If I am indignant about anything in this whole Clemens mess, it is that my money was spent trying him. I can think of 457 better uses of my taxpayer dollars. I know the argument is we cannot let people just walk into Congress and lie because it sets a bad precedent. By all means, let us make sure nobody lies to the liars.

And why is Congress never on the front end of these things, anyway? Always holding hearings way after the fact, all indignant about this or that and talking all tough long after whatever already has happened.

“Hey, Enron guys, we are really angry at y’all.”

“What a tragedy about Gabby Giffords. We need to tone down rhetoric.”

Campaign finance, pork spending and on and on. So if Clemens wants to “misremember” a little dalliance with HGH, well, who really cares?
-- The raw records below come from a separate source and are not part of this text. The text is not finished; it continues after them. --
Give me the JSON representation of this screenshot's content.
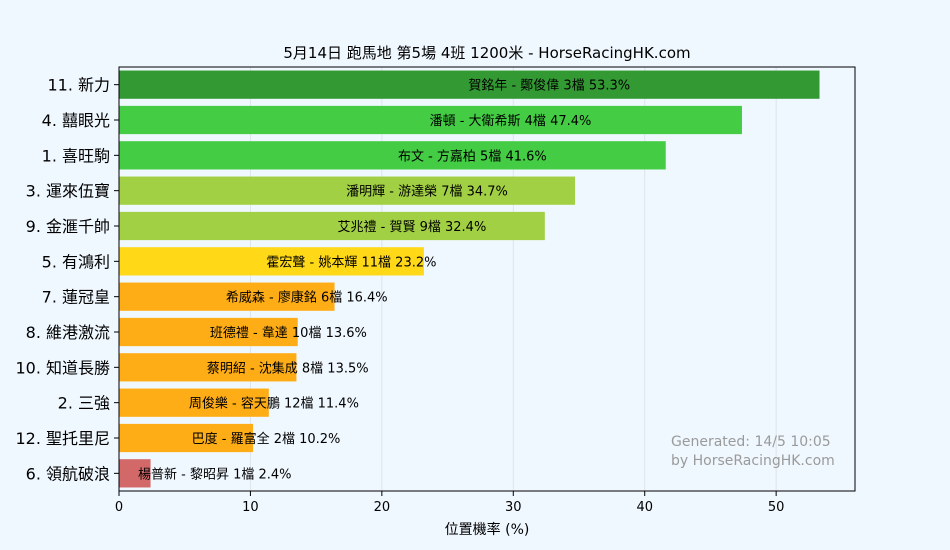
{
  "chart_data": {
    "type": "bar",
    "orientation": "horizontal",
    "title": "5月14日  跑馬地  第5場  4班  1200米 - HorseRacingHK.com",
    "xlabel": "位置機率 (%)",
    "ylabel": "",
    "xlim": [
      0,
      56
    ],
    "xticks": [
      0,
      10,
      20,
      30,
      40,
      50
    ],
    "grid": "vertical",
    "categories": [
      "11. 新力",
      "4. 囍眼光",
      "1. 喜旺駒",
      "3. 運來伍寶",
      "9. 金滙千帥",
      "5. 有鴻利",
      "7. 蓮冠皇",
      "8. 維港激流",
      "10. 知道長勝",
      "2. 三強",
      "12. 聖托里尼",
      "6. 領航破浪"
    ],
    "values": [
      53.3,
      47.4,
      41.6,
      34.7,
      32.4,
      23.2,
      16.4,
      13.6,
      13.5,
      11.4,
      10.2,
      2.4
    ],
    "bar_labels": [
      "賀銘年 - 鄭俊偉 3檔  53.3%",
      "潘頓 - 大衛希斯 4檔  47.4%",
      "布文 - 方嘉柏 5檔  41.6%",
      "潘明輝 - 游達榮 7檔  34.7%",
      "艾兆禮 - 賀賢 9檔  32.4%",
      "霍宏聲 - 姚本輝 11檔  23.2%",
      "希威森 - 廖康銘 6檔  16.4%",
      "班德禮 - 韋達 10檔  13.6%",
      "蔡明紹 - 沈集成 8檔  13.5%",
      "周俊樂 - 容天鵬 12檔  11.4%",
      "巴度 - 羅富全 2檔  10.2%",
      "楊普新 - 黎昭昇 1檔  2.4%"
    ],
    "colors": [
      "#339933",
      "#44cc44",
      "#44cc44",
      "#a2d044",
      "#a2d044",
      "#ffd817",
      "#ffad17",
      "#ffad17",
      "#ffad17",
      "#ffad17",
      "#ffad17",
      "#d26868"
    ],
    "watermark": [
      "Generated: 14/5 10:05",
      "by HorseRacingHK.com"
    ]
  }
}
I would have respected him more if he had told them to fix the schools, secure borders and then get back to him about whether he took steroids while playing baseball

Did he take steroids? Probably. OK, he most likely did. I base this solely on what his former teammate Andy Pettitte originally testified. What I know for sure is I no longer care.

There are too many real monsters out there, as testimony tells us about that creep in Pennsylvania, to be too indignant about people who are really just cheating themselves.